It all started with a statement made in passing during an interview with Julian Keil about his knowledge of the beginnings of South Windermere. Julian and his wife Barbara purchased their lot in the new West Ashley neighborhood of South Windermere in 1953. W.L. Riggs was the contractor who built their Sheridan Road home.
They moved into it in May of 1954. The Keils were long-term residents, community leaders, and full of local stories of the early days in South Windermere. One little story was about how the mailboxes were situated in the neighborhood. They were not individual ones at each home. Instead they were all in one group in the lot that now houses the branch of the Charleston County library. The roads were not paved initially nor where they marked with street names.
Keil expressed an interest in writing a little book about South Windermere and had even gone as far as to interview Bill Ackerman in May of 1998. Ackerman developed both the neighborhood and the adjacent shopping center and was a resident of South Windermere at the time.
Keil’s intriguing statement to me was that Ackerman had shown him his scrapbook during that interview.

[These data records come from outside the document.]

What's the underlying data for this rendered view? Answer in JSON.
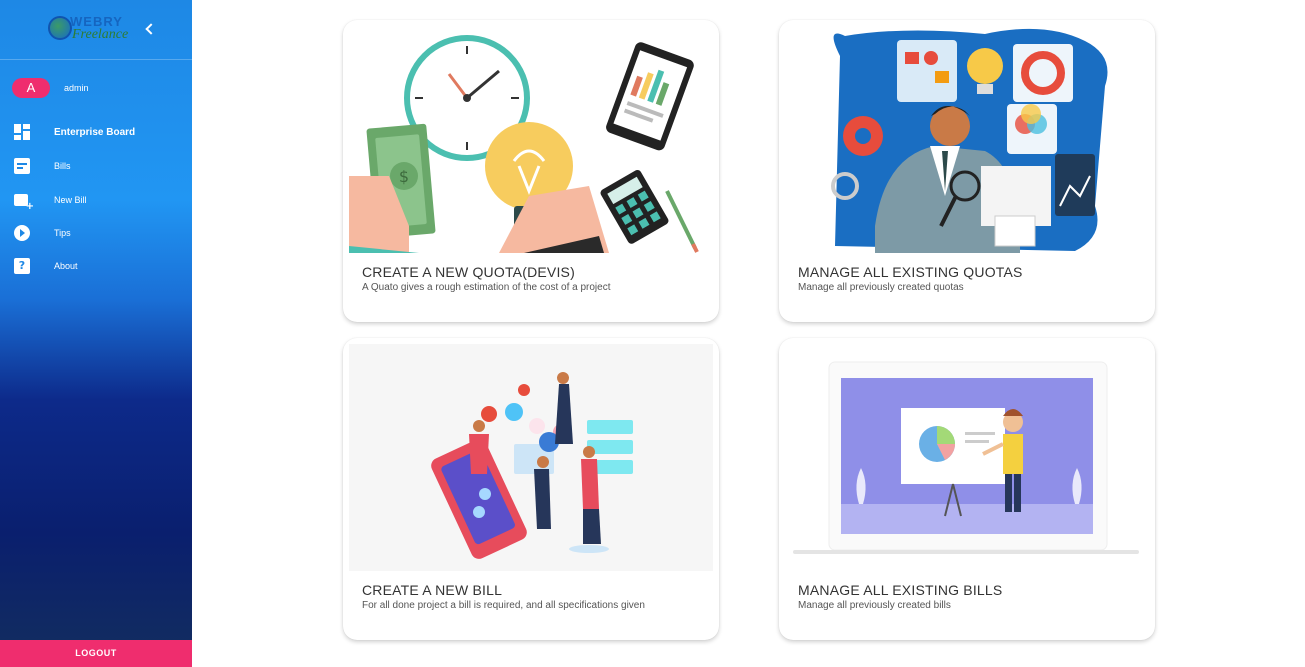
{
  "brand": {
    "logo_top": "WEBRY",
    "logo_bottom": "Freelance",
    "logo_icon": "globe-logo"
  },
  "user": {
    "initial": "A",
    "name": "admin"
  },
  "nav": {
    "items": [
      {
        "label": "Enterprise Board",
        "icon": "dashboard-icon"
      },
      {
        "label": "Bills",
        "icon": "bill-icon"
      },
      {
        "label": "New Bill",
        "icon": "new-bill-icon"
      },
      {
        "label": "Tips",
        "icon": "play-circle-icon"
      },
      {
        "label": "About",
        "icon": "help-icon"
      }
    ]
  },
  "logout_label": "LOGOUT",
  "cards": [
    {
      "title": "CREATE A NEW QUOTA(DEVIS)",
      "subtitle": "A Quato gives a rough estimation of the cost of a project"
    },
    {
      "title": "MANAGE ALL EXISTING QUOTAS",
      "subtitle": "Manage all previously created quotas"
    },
    {
      "title": "CREATE A NEW BILL",
      "subtitle": "For all done project a bill is required, and all specifications given"
    },
    {
      "title": "MANAGE ALL EXISTING BILLS",
      "subtitle": "Manage all previously created bills"
    }
  ],
  "colors": {
    "sidebar_top": "#1e88e5",
    "sidebar_bottom": "#0a1f6e",
    "accent": "#ef2d6e"
  }
}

Now scrapbooks are notorious for being a wealth of local information. So the hunt began for Ackerman’s scrapbook about South Windermere. Initially this may have sounded like a simple task, but Ackerman, his wife and his children had all passed away. The hunt took me on a road that included many conversations with Mayor Joseph P. Riley Jr., other family members, and colleagues in the Jewish community. Each conversation provided a clue that got me closer but never quite to the prize.
Finally after a relentless two years of searching I asked Dale Rosengarten, Special Collections Curator and founding director of the Jewish Heritage Collection at the College of Charleston Library, if she had ever heard of such a scrapbook. I had a hint it was with the Frisch family. She asked the question of the family and the scrapbook was transferred to Rosengarten’s safe hands for us to peruse. What a treasure of family memorabilia, local events, and information about the neighborhood and shopping center — a true time capsule for local researchers, archivists, and historians.